“Meydan ve Modernleşme” adıyla İdealkent Yayınları arasında çıkan 380 sayfalık eser; “Anadolu Türk Anıtları üzerine yaptığı araştırmalarla, ülkemizde anıt arkeolojisinin kuruluşuna öncülük eden Fransız mimar, arkeolog ve ressam Albert Gabriel”e ithaf edilmiş. Dokuz bölümden oluşan eserde, farklı kültürlerin meydan anlayışları ve Türkiye’deki şehir meydanlarının mekânsal dönüşümü Kayseri örneği üzerinden inceleniyor. Bol miktarda görsel kaynakla belgelenmesi, alanında ilk olan kitabı daha da ilgi çekici hale getiriyor.

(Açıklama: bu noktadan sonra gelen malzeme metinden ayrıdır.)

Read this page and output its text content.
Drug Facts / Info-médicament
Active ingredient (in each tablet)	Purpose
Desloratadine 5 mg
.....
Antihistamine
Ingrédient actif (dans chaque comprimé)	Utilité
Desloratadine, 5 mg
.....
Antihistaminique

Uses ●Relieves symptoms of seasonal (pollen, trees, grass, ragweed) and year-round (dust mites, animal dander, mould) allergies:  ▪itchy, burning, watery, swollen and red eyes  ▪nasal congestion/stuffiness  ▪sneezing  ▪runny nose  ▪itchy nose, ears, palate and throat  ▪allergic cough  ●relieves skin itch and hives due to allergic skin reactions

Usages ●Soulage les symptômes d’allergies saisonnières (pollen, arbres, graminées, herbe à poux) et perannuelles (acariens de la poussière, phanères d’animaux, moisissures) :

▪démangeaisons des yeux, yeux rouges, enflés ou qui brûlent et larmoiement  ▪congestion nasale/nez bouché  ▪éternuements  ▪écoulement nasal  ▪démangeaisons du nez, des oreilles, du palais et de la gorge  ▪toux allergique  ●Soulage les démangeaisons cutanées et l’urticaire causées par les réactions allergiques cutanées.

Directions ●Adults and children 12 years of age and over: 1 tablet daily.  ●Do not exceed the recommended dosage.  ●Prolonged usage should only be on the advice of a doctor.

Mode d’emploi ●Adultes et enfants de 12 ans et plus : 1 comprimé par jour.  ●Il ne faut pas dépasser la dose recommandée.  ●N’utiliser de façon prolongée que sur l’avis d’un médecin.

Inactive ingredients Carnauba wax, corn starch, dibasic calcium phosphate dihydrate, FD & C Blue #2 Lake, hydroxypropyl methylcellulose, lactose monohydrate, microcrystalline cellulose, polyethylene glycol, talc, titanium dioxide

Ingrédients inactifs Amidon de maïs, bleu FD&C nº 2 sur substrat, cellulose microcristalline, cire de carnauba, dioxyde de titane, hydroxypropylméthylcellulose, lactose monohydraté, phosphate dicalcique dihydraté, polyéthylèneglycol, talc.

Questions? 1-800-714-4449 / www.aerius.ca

Anadolu’da en iyi korunan şehir meydanının Kastamonu Meydanı olduğu belirtilen kitapta, Türkiye’de meydanların genellikle sanat ve estetik değerden yoksun kentsel mekânlar olduğu vurgulanırken, sanat ve tarih değerlerini en iyi koruyan açık kamusal alan olarak Sultanahmet Meydanı gösteriliyor. Tarihi değeri olan eski yapıların yıkılması konusunda Kayseri’nin diğer şehirlere adeta öncülük ettiğinin altı çizilen eserin arka kapağında şu görüşlere yer veriliyor; “Meydanlar, şehirlerin tarih, kültür ve kimliğini en iyi yansıtan kamusal açık alanlardır. Meydanların şehir içindeki konumu, fiziki görünüm ve işlevleri kültür çevrelerine göre farklılık gösterir. Batı şehirlerinin meydanları, çevreleri dönemin mimarlık ve sanat anlayışını yansıtan eserlerle belirlenmiş kentsel mekânlardır. Geleneksel Türk şehirlerinde, pazar yeri, çarşı önü, çeşme başı, cami ve medrese avlusu gibi açık alanlar meydan işlevi görüyordu. Şehir dışında ‘meydan’’ adı verilen alanlarda ise, at yarışı, spor gösterisi, askeri talim, bayram şenliği gibi etkinlikler yapılıyordu. Batılılaşma döneminde, Avrupa başkentleri örnek alınarak düzenlenen Türk şehirlerinin merkezlerinde, kamusal açık alan olarak meydanlar planlanmaya başlandı.”